I have a wonderful business partnership and relationship with TTI (Target Training International) – they are one of the largest assessments companies in the world. They are using an Emotional Intelligence (EQ) Assessment designed by us here at EQmentor. Last week, I received several calls from people who administer these assessments to organizations. They were not happy that the results of the EQ Assessment were all lower than average. “Some of these people are very successful!” they argued.
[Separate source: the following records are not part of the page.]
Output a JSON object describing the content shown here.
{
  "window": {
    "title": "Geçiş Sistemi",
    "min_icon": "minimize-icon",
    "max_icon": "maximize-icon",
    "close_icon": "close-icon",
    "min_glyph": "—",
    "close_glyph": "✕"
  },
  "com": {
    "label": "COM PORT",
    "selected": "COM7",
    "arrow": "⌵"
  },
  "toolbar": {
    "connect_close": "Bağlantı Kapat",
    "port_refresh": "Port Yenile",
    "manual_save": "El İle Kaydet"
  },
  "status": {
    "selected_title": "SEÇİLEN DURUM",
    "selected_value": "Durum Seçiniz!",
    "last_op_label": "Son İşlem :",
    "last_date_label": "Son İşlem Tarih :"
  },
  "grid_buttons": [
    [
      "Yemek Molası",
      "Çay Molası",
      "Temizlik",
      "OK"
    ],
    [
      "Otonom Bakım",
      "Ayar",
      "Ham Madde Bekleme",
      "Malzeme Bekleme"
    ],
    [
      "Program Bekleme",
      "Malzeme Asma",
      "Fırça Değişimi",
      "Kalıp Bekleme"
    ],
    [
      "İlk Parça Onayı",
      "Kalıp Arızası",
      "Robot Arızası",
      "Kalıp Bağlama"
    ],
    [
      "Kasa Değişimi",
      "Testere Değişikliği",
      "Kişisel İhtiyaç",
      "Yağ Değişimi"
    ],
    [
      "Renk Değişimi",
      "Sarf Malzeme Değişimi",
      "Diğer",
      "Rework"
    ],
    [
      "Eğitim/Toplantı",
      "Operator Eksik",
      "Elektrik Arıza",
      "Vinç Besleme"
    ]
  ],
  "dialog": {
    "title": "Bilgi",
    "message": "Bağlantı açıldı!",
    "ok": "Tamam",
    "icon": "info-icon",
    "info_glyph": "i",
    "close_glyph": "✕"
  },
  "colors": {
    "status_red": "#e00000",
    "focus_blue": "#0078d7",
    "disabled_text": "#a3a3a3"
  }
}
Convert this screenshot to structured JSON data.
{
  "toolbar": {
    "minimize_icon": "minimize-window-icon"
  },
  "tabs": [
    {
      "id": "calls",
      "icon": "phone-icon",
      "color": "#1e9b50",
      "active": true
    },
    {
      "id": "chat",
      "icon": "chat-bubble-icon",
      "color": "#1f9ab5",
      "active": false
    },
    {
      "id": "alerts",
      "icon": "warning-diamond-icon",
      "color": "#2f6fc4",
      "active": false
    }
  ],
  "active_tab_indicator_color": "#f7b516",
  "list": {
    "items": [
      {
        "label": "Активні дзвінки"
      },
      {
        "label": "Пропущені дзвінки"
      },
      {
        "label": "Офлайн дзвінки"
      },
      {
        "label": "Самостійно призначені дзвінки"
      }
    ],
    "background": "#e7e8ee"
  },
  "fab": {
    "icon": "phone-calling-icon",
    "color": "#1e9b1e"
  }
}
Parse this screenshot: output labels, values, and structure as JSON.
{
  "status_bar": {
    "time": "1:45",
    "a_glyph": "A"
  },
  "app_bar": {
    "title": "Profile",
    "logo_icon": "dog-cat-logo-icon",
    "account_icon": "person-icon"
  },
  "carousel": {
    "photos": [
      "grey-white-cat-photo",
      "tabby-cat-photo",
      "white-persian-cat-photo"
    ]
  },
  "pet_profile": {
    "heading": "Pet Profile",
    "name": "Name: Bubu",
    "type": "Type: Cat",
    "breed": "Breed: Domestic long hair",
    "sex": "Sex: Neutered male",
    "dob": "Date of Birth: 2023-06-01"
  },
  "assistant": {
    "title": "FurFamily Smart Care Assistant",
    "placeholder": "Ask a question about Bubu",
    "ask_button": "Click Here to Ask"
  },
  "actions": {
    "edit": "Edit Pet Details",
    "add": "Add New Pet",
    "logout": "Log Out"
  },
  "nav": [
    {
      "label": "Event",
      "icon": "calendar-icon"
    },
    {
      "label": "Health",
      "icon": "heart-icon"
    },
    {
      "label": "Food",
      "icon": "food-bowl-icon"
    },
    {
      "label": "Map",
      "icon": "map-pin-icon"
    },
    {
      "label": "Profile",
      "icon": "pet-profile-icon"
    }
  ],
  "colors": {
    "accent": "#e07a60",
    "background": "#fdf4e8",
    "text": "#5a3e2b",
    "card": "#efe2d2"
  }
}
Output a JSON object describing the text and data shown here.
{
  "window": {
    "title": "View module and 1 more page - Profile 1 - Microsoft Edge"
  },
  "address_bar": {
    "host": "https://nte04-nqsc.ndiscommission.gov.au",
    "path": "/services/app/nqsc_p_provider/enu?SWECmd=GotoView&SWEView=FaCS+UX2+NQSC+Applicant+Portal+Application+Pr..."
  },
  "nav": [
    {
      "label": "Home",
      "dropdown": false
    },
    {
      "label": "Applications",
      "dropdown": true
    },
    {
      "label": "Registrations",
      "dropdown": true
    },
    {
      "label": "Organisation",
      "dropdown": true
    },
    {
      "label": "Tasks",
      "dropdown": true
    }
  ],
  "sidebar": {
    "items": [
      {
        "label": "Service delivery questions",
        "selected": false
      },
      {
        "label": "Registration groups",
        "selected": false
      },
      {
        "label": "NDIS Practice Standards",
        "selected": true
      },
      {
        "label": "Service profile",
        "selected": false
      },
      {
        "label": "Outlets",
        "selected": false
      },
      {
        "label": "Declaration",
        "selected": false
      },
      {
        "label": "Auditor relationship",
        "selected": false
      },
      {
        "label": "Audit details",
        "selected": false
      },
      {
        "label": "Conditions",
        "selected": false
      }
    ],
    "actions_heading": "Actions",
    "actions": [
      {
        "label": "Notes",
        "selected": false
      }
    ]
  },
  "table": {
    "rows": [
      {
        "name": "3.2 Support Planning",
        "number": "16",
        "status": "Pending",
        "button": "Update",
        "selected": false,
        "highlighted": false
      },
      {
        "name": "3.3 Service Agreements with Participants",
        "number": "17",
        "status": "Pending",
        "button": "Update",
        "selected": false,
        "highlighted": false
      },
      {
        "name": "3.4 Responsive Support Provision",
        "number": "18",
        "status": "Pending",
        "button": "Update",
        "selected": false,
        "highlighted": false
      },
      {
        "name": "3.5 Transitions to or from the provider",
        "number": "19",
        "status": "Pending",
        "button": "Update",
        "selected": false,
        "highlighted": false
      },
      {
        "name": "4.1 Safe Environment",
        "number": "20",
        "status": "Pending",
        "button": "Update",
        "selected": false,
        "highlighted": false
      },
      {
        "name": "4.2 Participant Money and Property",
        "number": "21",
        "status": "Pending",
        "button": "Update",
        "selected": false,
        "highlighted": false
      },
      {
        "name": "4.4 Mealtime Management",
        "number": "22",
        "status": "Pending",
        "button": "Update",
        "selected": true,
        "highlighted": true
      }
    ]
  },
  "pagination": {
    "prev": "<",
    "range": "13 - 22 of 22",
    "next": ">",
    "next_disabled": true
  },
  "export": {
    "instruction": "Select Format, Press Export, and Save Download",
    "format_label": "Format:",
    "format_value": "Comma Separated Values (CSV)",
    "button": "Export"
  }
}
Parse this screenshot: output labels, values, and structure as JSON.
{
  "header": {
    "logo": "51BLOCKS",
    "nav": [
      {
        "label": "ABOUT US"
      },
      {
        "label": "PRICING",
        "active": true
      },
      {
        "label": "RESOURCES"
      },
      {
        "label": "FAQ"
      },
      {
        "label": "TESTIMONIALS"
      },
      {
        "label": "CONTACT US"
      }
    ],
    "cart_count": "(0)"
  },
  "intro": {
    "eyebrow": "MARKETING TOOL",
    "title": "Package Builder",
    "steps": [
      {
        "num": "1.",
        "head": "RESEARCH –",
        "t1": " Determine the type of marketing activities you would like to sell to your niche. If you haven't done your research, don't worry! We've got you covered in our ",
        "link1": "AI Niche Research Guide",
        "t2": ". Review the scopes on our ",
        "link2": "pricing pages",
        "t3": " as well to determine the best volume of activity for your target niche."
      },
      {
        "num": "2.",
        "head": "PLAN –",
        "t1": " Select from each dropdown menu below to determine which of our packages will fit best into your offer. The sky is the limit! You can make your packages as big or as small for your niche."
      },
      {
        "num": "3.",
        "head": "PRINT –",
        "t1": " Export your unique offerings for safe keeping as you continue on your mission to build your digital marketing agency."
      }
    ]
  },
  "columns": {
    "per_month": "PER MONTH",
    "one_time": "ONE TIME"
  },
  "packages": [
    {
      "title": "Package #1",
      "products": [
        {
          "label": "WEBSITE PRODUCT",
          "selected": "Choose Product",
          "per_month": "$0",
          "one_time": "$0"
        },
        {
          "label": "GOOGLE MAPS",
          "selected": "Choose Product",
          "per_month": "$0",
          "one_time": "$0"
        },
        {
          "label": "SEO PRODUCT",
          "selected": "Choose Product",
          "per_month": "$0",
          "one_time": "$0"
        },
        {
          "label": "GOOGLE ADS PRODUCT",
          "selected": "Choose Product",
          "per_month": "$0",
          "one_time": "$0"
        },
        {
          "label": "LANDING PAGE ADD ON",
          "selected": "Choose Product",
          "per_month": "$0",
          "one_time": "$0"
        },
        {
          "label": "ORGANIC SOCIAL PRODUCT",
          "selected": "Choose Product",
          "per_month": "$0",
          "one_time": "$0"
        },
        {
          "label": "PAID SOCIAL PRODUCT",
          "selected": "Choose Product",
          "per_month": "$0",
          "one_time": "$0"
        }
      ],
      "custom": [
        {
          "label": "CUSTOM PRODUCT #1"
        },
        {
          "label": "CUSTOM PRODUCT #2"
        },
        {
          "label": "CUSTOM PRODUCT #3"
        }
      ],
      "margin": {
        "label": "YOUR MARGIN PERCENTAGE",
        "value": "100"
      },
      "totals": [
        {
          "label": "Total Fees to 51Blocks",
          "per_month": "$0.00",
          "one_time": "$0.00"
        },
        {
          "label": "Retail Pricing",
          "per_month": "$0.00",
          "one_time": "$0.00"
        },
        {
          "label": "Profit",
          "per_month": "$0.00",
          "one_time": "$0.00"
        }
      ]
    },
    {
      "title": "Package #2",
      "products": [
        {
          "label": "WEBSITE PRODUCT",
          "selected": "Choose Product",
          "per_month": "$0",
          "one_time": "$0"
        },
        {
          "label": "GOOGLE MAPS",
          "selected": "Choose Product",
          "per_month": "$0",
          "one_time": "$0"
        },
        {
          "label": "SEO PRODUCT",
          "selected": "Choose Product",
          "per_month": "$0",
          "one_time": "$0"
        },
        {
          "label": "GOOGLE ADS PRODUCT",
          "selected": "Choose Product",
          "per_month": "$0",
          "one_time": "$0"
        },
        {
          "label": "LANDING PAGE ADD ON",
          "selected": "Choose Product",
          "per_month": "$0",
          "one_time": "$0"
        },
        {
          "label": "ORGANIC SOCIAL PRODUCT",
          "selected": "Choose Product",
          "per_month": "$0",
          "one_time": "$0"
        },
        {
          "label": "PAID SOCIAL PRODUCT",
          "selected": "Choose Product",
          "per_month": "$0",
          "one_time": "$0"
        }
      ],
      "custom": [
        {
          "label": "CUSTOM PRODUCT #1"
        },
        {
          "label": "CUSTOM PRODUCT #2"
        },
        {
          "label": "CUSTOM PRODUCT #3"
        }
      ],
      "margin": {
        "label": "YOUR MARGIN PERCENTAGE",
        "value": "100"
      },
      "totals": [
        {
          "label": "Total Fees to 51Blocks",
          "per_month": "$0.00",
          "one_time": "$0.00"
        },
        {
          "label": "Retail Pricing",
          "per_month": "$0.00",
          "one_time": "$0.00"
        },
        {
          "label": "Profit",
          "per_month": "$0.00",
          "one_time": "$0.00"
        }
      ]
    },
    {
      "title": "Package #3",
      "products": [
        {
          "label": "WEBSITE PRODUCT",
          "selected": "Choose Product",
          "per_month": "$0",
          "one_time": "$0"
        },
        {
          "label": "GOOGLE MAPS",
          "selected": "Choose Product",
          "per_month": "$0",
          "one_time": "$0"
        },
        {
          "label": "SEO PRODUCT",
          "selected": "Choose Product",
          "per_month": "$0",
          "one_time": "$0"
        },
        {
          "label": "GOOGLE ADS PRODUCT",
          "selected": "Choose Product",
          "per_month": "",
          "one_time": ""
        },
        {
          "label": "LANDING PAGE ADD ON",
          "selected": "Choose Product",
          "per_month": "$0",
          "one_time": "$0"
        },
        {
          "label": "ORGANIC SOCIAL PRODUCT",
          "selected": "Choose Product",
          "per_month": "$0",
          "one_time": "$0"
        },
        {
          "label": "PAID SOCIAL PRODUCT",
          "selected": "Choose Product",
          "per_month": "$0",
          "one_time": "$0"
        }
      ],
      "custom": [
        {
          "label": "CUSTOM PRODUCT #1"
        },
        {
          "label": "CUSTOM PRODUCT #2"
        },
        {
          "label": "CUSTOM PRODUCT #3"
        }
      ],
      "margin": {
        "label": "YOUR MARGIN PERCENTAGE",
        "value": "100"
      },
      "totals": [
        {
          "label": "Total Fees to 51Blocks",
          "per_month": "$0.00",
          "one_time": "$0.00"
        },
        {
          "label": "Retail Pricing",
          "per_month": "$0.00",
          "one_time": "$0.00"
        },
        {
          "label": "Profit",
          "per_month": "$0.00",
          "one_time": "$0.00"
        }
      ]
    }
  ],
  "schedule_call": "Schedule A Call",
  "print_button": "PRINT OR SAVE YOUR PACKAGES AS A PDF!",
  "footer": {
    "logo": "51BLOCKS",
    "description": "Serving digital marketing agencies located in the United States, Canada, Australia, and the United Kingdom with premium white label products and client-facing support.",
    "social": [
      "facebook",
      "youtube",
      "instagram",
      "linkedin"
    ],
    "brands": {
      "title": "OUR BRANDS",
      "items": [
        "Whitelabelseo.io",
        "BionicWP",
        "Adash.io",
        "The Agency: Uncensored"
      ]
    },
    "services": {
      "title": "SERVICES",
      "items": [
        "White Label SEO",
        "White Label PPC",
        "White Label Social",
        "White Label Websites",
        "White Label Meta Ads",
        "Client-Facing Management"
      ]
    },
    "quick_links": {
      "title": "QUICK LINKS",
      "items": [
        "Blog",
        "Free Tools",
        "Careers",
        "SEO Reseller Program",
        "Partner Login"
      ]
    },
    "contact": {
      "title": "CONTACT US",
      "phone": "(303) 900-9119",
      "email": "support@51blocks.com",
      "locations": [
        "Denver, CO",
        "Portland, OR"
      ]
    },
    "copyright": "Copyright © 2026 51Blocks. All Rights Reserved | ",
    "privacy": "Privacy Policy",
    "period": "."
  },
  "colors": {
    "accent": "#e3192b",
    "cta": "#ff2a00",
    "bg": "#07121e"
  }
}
The harsh truth about adults in general and working professional specifically is that our emotional intelligence is very low. On rare occasion when I do workshops on EQ, the first thing I do is ask people to give me names of emotions they have felt in their lives. Adults rarely fill up one flip chart. Kids, on the other hand, usually fill up two or three charts.
It is a sad reality that as we get older, we are taught–both implicitly and explicitly–to hide, disguise, or entirely ignore our emotions and the role they play in our lives and livelihoods. Emotions are not a Monday morning conversation at work, nor a water cooler conversation, nor a Christmas party one nor a conversation we have in a meeting. In fact, having conversations at these events that show true emotions is strictly taboo and viewed as a weakness by some, and reinforced by more. It’s only OK if we are totally drunk! I am exaggerating a little, but not by much.
Now I am not suggesting that we hug everyone we see, and manifest all emotions in any way… There are appropriate ways and places to show emotions. Why is it not acceptable to feel sad at work, especially if something happened that justifies sadness? Or any other emotion for that matter? I asked the folks who called about the low scores these questions. Response? Silence.
My third book was on Stage IV Cancer where I interviewed terminally-ill folks literally on their death beds. They often lament about why they had not shown more emotions, especially with those they loved the most, earlier in their life. It is my hope that it will not take a traumatic event for us to become comfortable with our emotions–wherever and however they may occur. Sharing emotions is an amazing gift to others and I might even argue that it fills a void in so many.
This week, pick one or two conversations and explore expressing your emotion and/or allowing someone else to express it with you. Try it at home at first… where it really counts.